Unnamed: 0,token,freq
39,ausfallen,191
117,defekt,132
380,leuchte,126
411,mast,92
105,brunnen,90
349,lampe,89
381,leuchten,63
336,komplett,59
363,laterne,50
77,beleuchtung,50


Interpretation
	•	High-frequency terms clearly reflect core municipal issue themes, such as:
	•	Infrastructure failures
	•	Street lighting
	•	Traffic signals
	•	Water features and waste
	•	No obvious noise tokens or stopword leakage are present.

Assessment
	•	The vocabulary preserves domain-relevant semantics.
	•	The preprocessing and vectorization steps successfully retained meaningful signal.

In [8]:
# Sparisty per document
tokens_per_doc = (X > 0).sum(axis=1).A1

tokens_per_doc.min(), tokens_per_doc.mean(), tokens_per_doc.max()

(1, 4.994553376906318, 40)

Interpretation
	•	The complaints are short texts, with an average of ~5 tokens per document after cleaning.
	•	A small number of documents contain only a single token (e.g. “ausgefallen”), which is typical for municipal issue reports.
	•	Some longer descriptions (up to 40 tokens) exist and provide richer context, which helps stabilize topic modeling.

Assessment
	•	This distribution is expected for Open311-style complaint data.
	•	While short documents can limit topic granularity, the dataset still contains sufficient semantic signal.
	•	No additional filtering is required at this stage.

In [9]:
X_tfidf = load_npz("data/vectorized/lda/lda_tfidf_matrix.npz")

print(X.nnz / X.shape[0])
print(X_tfidf.nnz / X_tfidf.shape[0])

4.994553376906318
4.994553376906318


Interpretation
	•	Both Bag-of-Words and TF-IDF representations contain the same number of non-zero entries per document.
	•	This confirms that TF-IDF reweights terms but does not alter the underlying sparsity structure.

Assessment
	•	The two vectorization techniques are directly comparable.
	•	Any differences in topic modeling results will be attributable to term weighting, not preprocessing artifacts.

In [10]:
tfidf_means = np.asarray(X_tfidf.mean(axis=0)).ravel()
top = np.argsort(tfidf_means)[-20:]
[(tfidf_vocab[i], tfidf_means[i]) for i in reversed(top)]

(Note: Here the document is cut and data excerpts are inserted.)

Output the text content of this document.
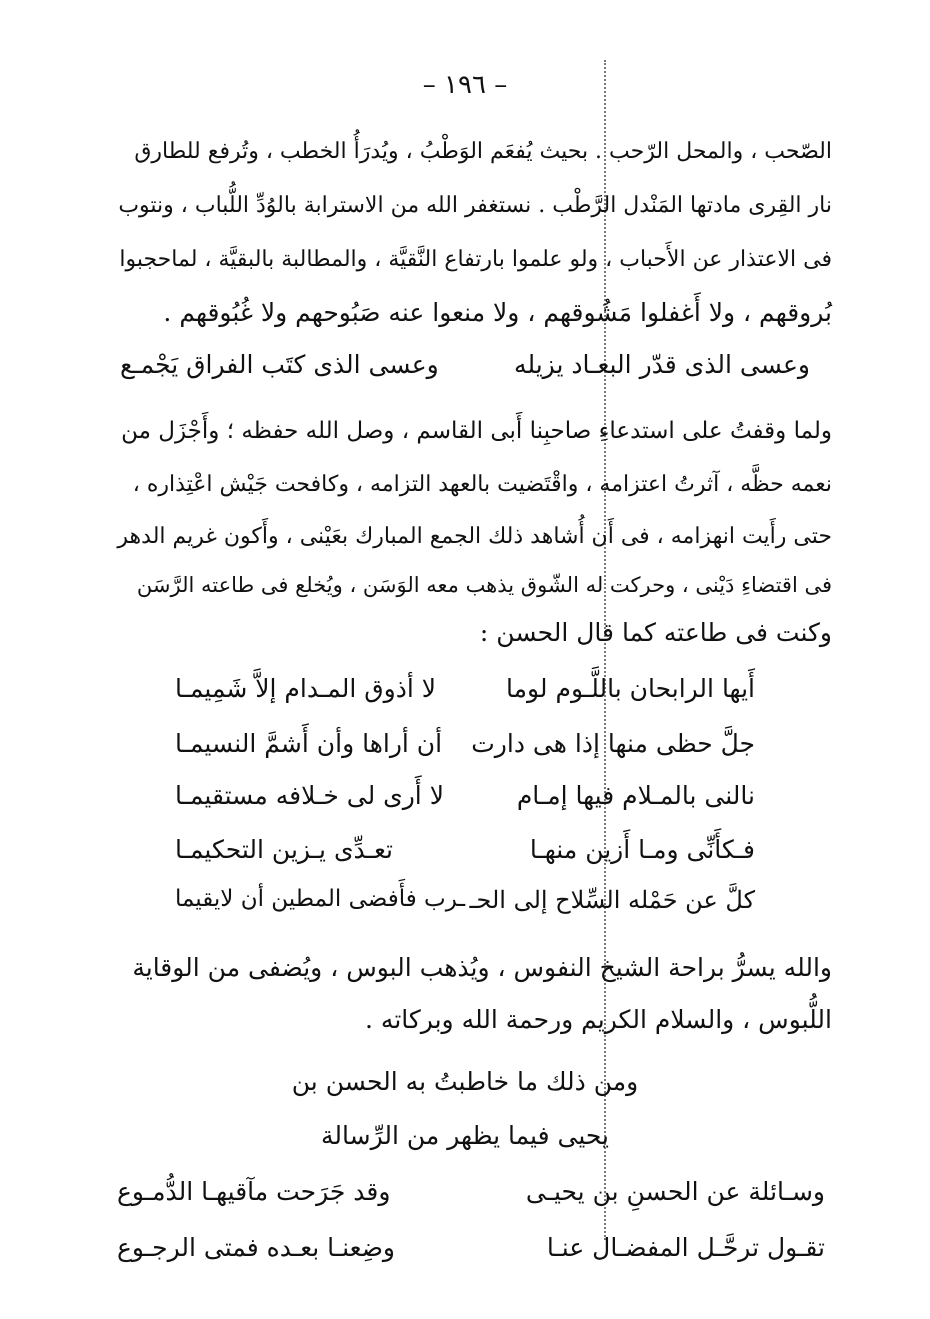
– ١٩٦ –
الصّحب ، والمحل الرّحب . بحيث يُفعَم الوَطْبُ ، ويُدرَأُ الخطب ، وتُرفع للطارق
نار القِرى مادتها المَنْدل الرَّطْب . نستغفر الله من الاسترابة بالوُدِّ اللُّباب ، ونتوب
فى الاعتذار عن الأَحباب ، ولو علموا بارتفاع النَّقيَّة ، والمطالبة بالبقيَّة ، لماحجبوا
بُروقهم ، ولا أَغفلوا مَشُوقهم ، ولا منعوا عنه صَبُوحهم ولا غُبُوقهم .
وعسى الذى قدّر البعـاد يزيله
وعسى الذى كتَب الفراق يَجْمـع
ولما وقفتُ على استدعاءِ صاحبِنا أَبى القاسم ، وصل الله حفظه ؛ وأَجْزَل من
نعمه حظَّه ، آثرتُ اعتزامه ، واقْتَضيت بالعهد التزامه ، وكافحت جَيْش اعْتِذاره ،
حتى رأَيت انهزامه ، فى أَن أُشاهد ذلك الجمع المبارك بعَيْنى ، وأَكون غريم الدهر
فى اقتضاءِ دَيْنى ، وحركت له الشّوق يذهب معه الوَسَن ، ويُخلع فى طاعته الرَّسَن
وكنت فى طاعته كما قال الحسن :
أَيها الرابحان باللَّـوم لوما
لا أذوق المـدام إلاَّ شَمِيمـا
جلَّ حظى منها إذا هى دارت
أن أراها وأن أَشمَّ النسيمـا
نالنى بالمـلام فيها إمـام
لا أَرى لى خـلافه مستقيمـا
فـكأَنِّى ومـا أَزين منهـا
تعـدِّى يـزين التحكيمـا
كلَّ عن حَمْله السِّلاح إلى الحـ
ـرب فأَفضى المطين أن لايقيما
والله يسرُّ براحة الشيخ النفوس ، ويُذهب البوس ، ويُضفى من الوقاية
اللُّبوس ، والسلام الكريم ورحمة الله وبركاته .
ومن ذلك ما خاطبتُ به الحسن بن
يحيى فيما يظهر من الرِّسالة
وسـائلة عن الحسنِ بن يحيـى
وقد جَرَحت مآقيهـا الدُّمـوع
تقـول ترحَّـل المفضـال عنـا
وضِعنـا بعـده فمتى الرجـوع
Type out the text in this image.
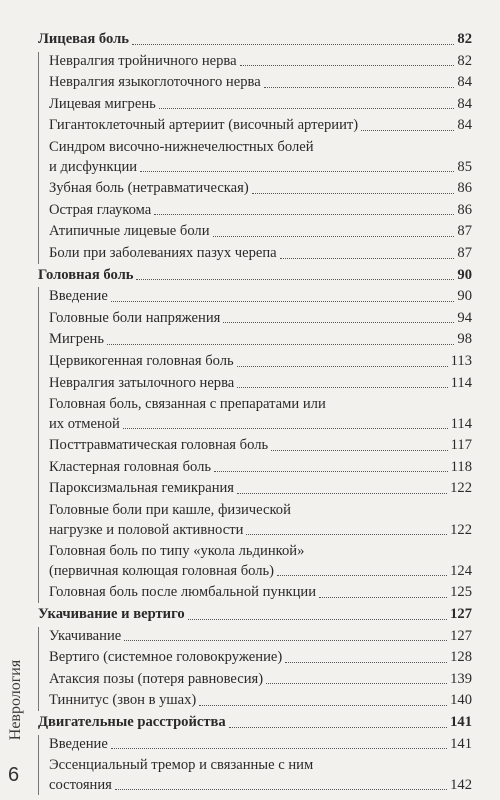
Неврология
6
Лицевая боль	82
Невралгия тройничного нерва	82
Невралгия языкоглоточного нерва	84
Лицевая мигрень	84
Гигантоклеточный артериит (височный артериит)	84
Синдром височно-нижнечелюстных болей
и дисфункции	85
Зубная боль (нетравматическая)	86
Острая глаукома	86
Атипичные лицевые боли	87
Боли при заболеваниях пазух черепа	87
Головная боль	90
Введение	90
Головные боли напряжения	94
Мигрень	98
Цервикогенная головная боль	113
Невралгия затылочного нерва	114
Головная боль, связанная с препаратами или
их отменой	114
Посттравматическая головная боль	117
Кластерная головная боль	118
Пароксизмальная гемикрания	122
Головные боли при кашле, физической
нагрузке и половой активности	122
Головная боль по типу «укола льдинкой»
(первичная колющая головная боль)	124
Головная боль после люмбальной пункции	125
Укачивание и вертиго	127
Укачивание	127
Вертиго (системное головокружение)	128
Атаксия позы (потеря равновесия)	139
Тиннитус (звон в ушах)	140
Двигательные расстройства	141
Введение	141
Эссенциальный тремор и связанные с ним
состояния	142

[('ausfallen', 0.06811506872020248),
 ('leuchte', 0.058020352149674055),
 ('defekt', 0.05137879254587185),
 ('mast', 0.03719220622876415),
 ('lampe', 0.03266920163313266),
 ('leuchten', 0.025904562939074605),
 ('komplett', 0.02475369719785844),
 ('brunnen', 0.024453050065529985),
 ('licht', 0.02412279608641433),
 ('beleuchtung', 0.022306561459963202),
 ('dunkel', 0.018957822436670102),
 ('laterne', 0.018735438419480988),
 ('funktionieren', 0.014851177203165426),
 ('röhre', 0.01484489983295294),
 ('straßenlaterne', 0.014173669174849659),
 ('ecke', 0.014074454660146923),
 ('liegen', 0.01403574448520288),
 ('fehlen', 0.013021792220663526),
 ('ampel', 0.012847347302876951),
 ('höhe', 0.012512371305062315)]

**TF-IDF Feature Inspection — Interpretation**

The listed terms have the highest **average TF-IDF scores** across documents, meaning they are
globally informative rather than just frequent.

- Dominated by **domain-specific failure terms** (*ausfallen, defekt, leuchte, lampe*).
- No generic stopwords → **cleaning and vectorization are effective**.
- Strong semantic coherence around **infrastructure faults and lighting**.
- High overlap with BoW results → **stable and consistent feature space**.

**Conclusion:**  
TF-IDF features are well-formed and suitable for LDA topic modeling. No changes needed.